Dive Brief:
- Gilead on Wednesday said it signed royalty-free licensing agreements with six generic drugmakers to produce and sell its HIV drug lenacapavir in countries with high incidence of the disease but limited resources.
- Announcement of the licensing deals comes ahead of Gilead’s plans to ask regulators for approval of lenacapavir as a preventive treatment. Since the regulatory process and manufacturing scale-up can still take considerable time, Gilead is prioritizing approval applications in 18 countries in Africa and Southeast Asia that account for much of the HIV disease burden.
- The licenses cover lenacapavir for prevention as well as for treatment of adults with multi-drug resistant HIV, use for which has been approved in the U.S. and Europe.
Dive Insight:
Lower- and even middle-income countries can lack the resources needed to procure needed medicines at the prices for which they’re sold in the U.S. and Europe. Organizations like the World Health Organization and the Medicines Patent Pool have been working to bridge the gap, while pharmaceutical companies have experimented with their own licensing arrangements.
Gilead has done similar deals in the past. In 2017, for example, it agreed to license its older HIV drug, bictegravir, through the Medicines Patent Pool. And early in the pandemic, the drugmaker permitted five generic drugmakers to produce and distribute its treatment remdesivir in 127 lower and lower-middle income countries without paying royalties for a certain period.

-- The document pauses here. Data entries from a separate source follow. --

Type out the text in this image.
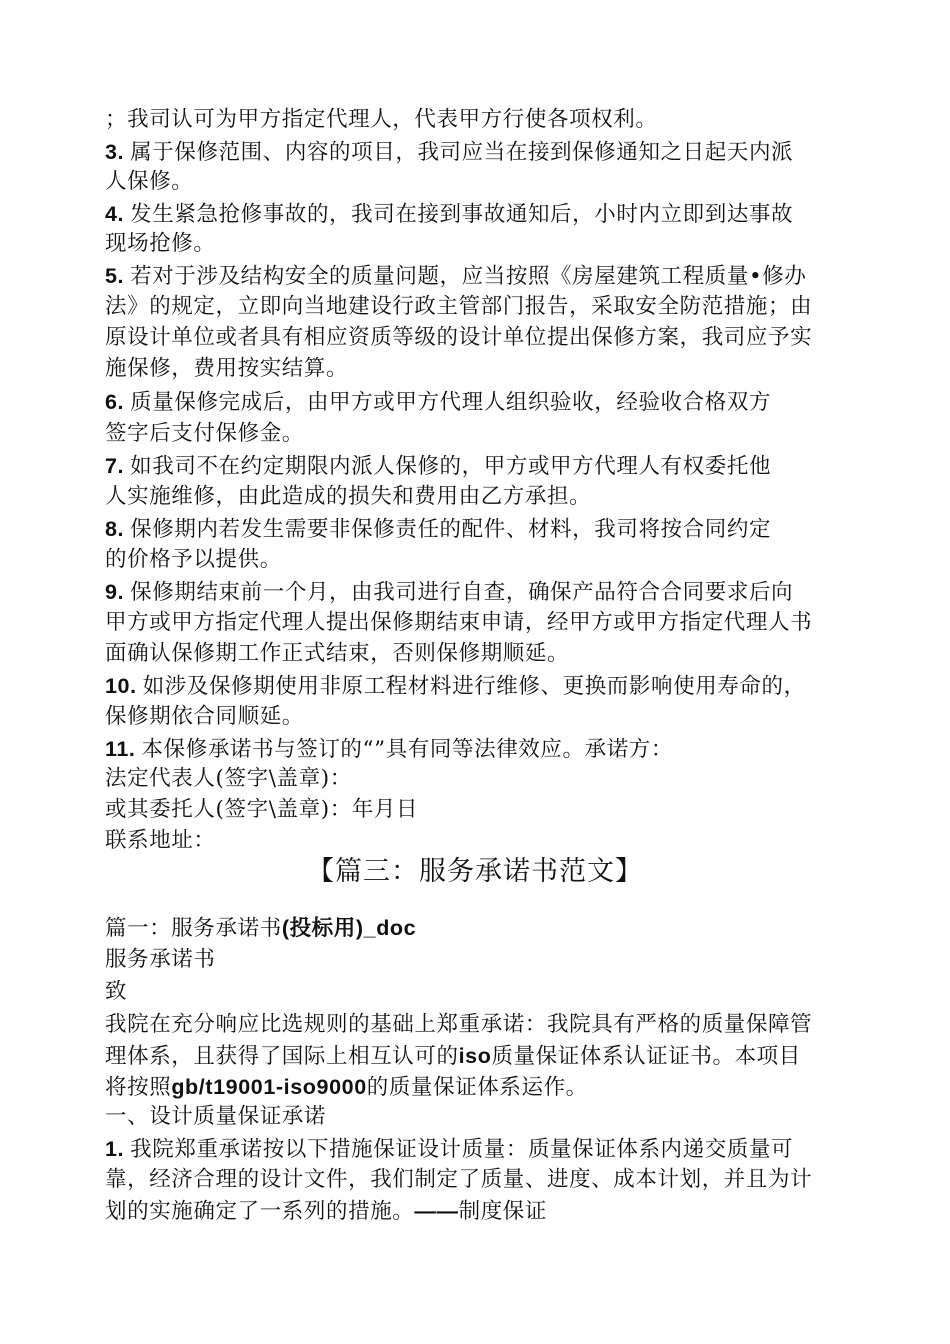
；我司认可为甲方指定代理人，代表甲方行使各项权利。
3. 属于保修范围、内容的项目，我司应当在接到保修通知之日起天内派
人保修。
4. 发生紧急抢修事故的，我司在接到事故通知后，小时内立即到达事故
现场抢修。
5. 若对于涉及结构安全的质量问题，应当按照《房屋建筑工程质量•修办
法》的规定，立即向当地建设行政主管部门报告，采取安全防范措施；由
原设计单位或者具有相应资质等级的设计单位提出保修方案，我司应予实
施保修，费用按实结算。
6. 质量保修完成后，由甲方或甲方代理人组织验收，经验收合格双方
签字后支付保修金。
7. 如我司不在约定期限内派人保修的，甲方或甲方代理人有权委托他
人实施维修，由此造成的损失和费用由乙方承担。
8. 保修期内若发生需要非保修责任的配件、材料，我司将按合同约定
的价格予以提供。
9. 保修期结束前一个月，由我司进行自查，确保产品符合合同要求后向
甲方或甲方指定代理人提出保修期结束申请，经甲方或甲方指定代理人书
面确认保修期工作正式结束，否则保修期顺延。
10. 如涉及保修期使用非原工程材料进行维修、更换而影响使用寿命的，
保修期依合同顺延。
11. 本保修承诺书与签订的“”具有同等法律效应。承诺方：
法定代表人(签字\盖章)：
或其委托人(签字\盖章)：年月日
联系地址：
【篇三：服务承诺书范文】
篇一：服务承诺书(投标用)_doc
服务承诺书
致
我院在充分响应比选规则的基础上郑重承诺：我院具有严格的质量保障管
理体系，且获得了国际上相互认可的iso质量保证体系认证证书。本项目
将按照gb/t19001-iso9000的质量保证体系运作。
一、设计质量保证承诺
1. 我院郑重承诺按以下措施保证设计质量：质量保证体系内递交质量可
靠，经济合理的设计文件，我们制定了质量、进度、成本计划，并且为计
划的实施确定了一系列的措施。——制度保证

Gilead sells a number of widely used HIV medicines and, with lenacapavir, aims to add a new kind of drug to physicians’ arsenal. The company plans to begin global regulatory filings for lenacapavir as pre-exposure prophylaxis, or PrEP, by the end of 2024.
Earlier this year, Gilead shared positive clinical data from two Phase 3 trials testing lenacapavir as a twice-yearly shot in cisgender women and in cisgender men and gender-diverse people. The shot was highly effective at preventing infections in both cohorts.
In a statement, the advocacy group Public Citizen called Gilead’s announcement a “significant, but flawed” step.
“Gilead is licensing relatively early to multiple manufacturers, and plans to offer lower prices until those manufacturers begin production,” Peter Maybarduk, director of Public Citizen’s access to medicines program, said in a statement. “But it is unfortunate and unclear why Gilead did not license through an expert independent licensing body such as the Medicines Patent Pool.”
While drugs for Gilead and other companies are effective at treating and preventing HIV, the virus remains a top public health issue. The burden of disease varies by region; countries in Africa are among those most affected.